To answer the question in the story "what is the strongest argument against such a law?": Unfortunately, the enjoyment of riding goes up by a large factor without a helmet. As a rider, I can attest to that. It seems that we experience speed, which is one of the most enjoyable parts of riding, much more when the wind hits our face directly. It may also be that the extra risk adds to the experience, though I don't think that's the main factor. You also feel much more connected to the outside world with only glasses or goggles covering your eyes, which is one feeling people crave when they exchange a car for a bike. So, the strongest argument against such a law? It takes away a powerful, even if risky, source of happiness for people. Which is the thing that economics aims to maximize.


Owen C. Jones

In many cases, a motorcyclist who is involved in a serious accident but is saved by a helmet will cost just as much in terms of medical costs as one who doesn't.

Take, for example these two cases:

Case one - Guy thrown from his bike after stopping abruptly when cut up by a car, hits the ground to broken legs, no helmet, sustains serious head injuries.

Case two - Same guy, same accident, but with a helmet.

In both cases, unless dead on scene, an ambulance would be called, with police backup to manage the traffic = Cost one. The guy would be transported to hospital = Cost two. At hospital, he would be subjected to a CT (or CAT for Americans) scan at hospital = Cost three and would have his broken bones and minor injuries treated accordingly = Cost four.
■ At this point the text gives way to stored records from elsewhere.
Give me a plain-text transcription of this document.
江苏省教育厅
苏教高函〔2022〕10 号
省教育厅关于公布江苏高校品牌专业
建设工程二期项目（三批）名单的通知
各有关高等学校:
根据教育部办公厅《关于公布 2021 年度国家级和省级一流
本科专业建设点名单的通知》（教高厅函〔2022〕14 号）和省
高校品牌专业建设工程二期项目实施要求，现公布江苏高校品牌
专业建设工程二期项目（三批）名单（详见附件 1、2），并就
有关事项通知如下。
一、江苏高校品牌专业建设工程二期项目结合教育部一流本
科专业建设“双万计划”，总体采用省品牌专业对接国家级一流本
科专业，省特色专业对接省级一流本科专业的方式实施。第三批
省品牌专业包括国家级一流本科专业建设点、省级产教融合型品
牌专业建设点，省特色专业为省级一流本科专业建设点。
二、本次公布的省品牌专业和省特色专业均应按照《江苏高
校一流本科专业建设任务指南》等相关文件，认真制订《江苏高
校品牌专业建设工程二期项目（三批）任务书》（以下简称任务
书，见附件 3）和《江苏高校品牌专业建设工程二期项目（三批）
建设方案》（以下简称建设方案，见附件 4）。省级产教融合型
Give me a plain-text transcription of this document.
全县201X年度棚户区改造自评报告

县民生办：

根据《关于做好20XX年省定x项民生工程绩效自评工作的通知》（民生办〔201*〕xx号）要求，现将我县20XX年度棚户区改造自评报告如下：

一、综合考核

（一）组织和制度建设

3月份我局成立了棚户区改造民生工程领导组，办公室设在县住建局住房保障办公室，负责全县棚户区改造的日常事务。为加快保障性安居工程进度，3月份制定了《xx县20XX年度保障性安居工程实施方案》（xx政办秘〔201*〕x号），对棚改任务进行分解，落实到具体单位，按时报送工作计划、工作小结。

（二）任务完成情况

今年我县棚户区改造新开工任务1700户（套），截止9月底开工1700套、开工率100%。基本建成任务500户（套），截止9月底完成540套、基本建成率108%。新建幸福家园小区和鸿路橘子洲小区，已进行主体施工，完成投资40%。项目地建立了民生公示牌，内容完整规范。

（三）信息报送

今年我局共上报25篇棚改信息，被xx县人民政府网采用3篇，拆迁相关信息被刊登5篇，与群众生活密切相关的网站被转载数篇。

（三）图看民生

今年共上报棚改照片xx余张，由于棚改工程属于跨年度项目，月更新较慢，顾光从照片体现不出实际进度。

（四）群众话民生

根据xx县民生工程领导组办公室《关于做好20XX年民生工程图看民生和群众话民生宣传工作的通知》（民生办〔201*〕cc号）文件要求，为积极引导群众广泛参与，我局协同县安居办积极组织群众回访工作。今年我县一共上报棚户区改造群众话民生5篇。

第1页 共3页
The cases could go one of two ways. The guy with head injuries and no helmet could cost the system a bit more because he needs neurological re-hab, or the guy with the helmet and no head injuries could cost more because he doesn't die on scene or soon after, like the head injuries guy might well.

Overall, this is more of an argument against motorcycles, than an argument in favour of helmet law lax-ness.


Ben Stamp

Interesting but not that much impact. A net increase of half a death per million over 4 years isn't that much.


As a hardcore libertarian, I'm more concerned with freedom than with the danger or costs involved.

But the example cited doesn't even make a claim to being more costly to society. No large medical costs were involved. But there may have been had he been wearing a helmet!

Ian Churchlow

The strongest argument against the helmet law is 'freedom of choice'. If you don't want to wear a helmet you shouldn't have to - the rider decides! If we fail to accept the right to choose, where does it end? Would all dangerous sports be banned simply because we all share the medical costs of injury. No! If we want a society that grants an individual the right to to decide the level of risk they are prepared to accept then this is the price we pay.

I suspect our scribe is simply trying to be provocative and is more liberal than he purports to be!